If we do not use interfaces, the runtime class of java.lang.Object can be Object, being an identity class or not is a just a bit in the reified class, not a compile time property, there is contamination by inheritance.

> 
>> - at least IdentityObject needs to be injected at runtime, which by side effect
>> requires patching several
>>  VM components: reflection/j.l.invoke, JVMTI, etc making the VM spec more complex
>>  that it should be.
> 
> Yes, there are some nice things about re-using an existing class feature rather
> than inventing a new one (we could have a new "class mode" or something); but
> it's a disadvantage that we then have to disrupt existing properties/behaviors.
> 
> Summarizing, yes, there are some areas of concern or caution. But this remains
> the best way we've identified so far to achieve a lot of different goals.
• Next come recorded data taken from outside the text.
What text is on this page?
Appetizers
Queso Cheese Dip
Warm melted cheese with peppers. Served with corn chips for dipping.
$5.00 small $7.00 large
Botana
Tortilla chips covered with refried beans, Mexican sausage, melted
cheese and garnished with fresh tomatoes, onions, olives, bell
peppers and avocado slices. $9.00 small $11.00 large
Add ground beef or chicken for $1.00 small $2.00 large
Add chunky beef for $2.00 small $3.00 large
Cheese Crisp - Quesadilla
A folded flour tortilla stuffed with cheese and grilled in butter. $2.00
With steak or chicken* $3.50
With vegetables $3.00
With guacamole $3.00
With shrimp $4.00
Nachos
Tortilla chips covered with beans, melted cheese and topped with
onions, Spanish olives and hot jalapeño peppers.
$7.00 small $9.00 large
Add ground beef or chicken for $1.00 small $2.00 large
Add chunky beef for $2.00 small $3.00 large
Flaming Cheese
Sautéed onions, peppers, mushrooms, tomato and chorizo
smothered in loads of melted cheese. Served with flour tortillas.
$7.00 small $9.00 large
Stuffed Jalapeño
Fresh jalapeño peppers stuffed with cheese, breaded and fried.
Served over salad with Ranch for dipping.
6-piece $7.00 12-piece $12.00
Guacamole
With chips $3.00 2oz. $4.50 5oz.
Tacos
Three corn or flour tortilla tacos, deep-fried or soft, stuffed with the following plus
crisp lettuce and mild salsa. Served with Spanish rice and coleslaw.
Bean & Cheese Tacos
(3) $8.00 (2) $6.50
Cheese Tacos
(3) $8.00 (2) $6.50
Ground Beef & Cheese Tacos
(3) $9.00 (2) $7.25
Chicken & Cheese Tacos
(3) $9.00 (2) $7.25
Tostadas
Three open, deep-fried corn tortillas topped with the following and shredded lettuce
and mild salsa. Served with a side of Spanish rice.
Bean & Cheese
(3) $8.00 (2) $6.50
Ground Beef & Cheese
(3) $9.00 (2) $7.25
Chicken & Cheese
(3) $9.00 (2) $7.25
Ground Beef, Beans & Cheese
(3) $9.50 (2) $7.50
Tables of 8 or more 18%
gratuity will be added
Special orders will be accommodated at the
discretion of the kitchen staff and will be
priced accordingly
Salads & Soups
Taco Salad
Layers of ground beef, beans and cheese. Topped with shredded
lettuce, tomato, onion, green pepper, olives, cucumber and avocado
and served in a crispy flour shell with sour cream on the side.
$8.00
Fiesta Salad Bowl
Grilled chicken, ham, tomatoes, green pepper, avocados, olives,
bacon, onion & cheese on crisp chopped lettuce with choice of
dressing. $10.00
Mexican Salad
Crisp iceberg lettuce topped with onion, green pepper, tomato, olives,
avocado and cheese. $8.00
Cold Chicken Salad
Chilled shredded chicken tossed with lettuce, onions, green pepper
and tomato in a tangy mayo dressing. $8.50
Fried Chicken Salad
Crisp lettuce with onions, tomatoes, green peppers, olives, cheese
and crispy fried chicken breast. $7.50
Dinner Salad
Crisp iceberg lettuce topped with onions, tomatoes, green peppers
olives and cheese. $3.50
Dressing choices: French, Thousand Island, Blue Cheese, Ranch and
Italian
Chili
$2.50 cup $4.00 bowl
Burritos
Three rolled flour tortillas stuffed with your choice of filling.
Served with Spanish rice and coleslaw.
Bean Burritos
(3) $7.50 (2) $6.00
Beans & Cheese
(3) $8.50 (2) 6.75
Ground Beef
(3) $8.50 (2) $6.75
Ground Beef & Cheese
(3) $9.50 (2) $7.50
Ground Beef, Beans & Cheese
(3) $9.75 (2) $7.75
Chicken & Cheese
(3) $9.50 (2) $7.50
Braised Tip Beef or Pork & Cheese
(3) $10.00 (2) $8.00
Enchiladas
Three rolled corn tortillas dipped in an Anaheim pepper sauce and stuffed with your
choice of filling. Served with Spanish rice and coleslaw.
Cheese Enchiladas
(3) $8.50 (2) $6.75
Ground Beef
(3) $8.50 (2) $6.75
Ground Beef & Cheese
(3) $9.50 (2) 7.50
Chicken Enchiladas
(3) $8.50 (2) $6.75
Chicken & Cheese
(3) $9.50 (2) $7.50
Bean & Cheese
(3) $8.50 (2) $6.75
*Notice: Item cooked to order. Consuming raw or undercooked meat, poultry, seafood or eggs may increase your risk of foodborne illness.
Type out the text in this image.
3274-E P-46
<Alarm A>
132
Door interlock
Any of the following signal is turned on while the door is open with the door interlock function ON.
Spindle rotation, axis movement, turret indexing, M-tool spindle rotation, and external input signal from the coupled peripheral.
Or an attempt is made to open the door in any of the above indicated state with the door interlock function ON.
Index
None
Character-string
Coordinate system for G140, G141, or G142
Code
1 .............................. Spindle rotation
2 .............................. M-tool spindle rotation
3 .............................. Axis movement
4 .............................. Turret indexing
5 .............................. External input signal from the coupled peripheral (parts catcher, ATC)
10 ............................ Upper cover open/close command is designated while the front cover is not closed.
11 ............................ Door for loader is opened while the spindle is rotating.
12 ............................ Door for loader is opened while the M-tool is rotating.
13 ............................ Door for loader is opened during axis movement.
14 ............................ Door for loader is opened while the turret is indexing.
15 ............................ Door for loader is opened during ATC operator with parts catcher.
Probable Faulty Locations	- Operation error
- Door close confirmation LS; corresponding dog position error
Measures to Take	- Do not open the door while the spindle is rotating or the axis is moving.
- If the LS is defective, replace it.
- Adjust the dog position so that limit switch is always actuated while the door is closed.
I fully disagree, there is no goal among documentation, type restriction, dynamic checking, where using two interfaces ValueObject and IdentityObject fully fullfill its duty *and* it's wildly not backward compatible thus requires heroic tweaks (dynamic interface injection, bytecode rewriting of new Object, reflection type filtering, type hiding during inference etc).

For me, it's like opening the door of your house to an elephant because it has a nice hat and saying you will fix that with scotch-tape each time it touches something. 

Rémi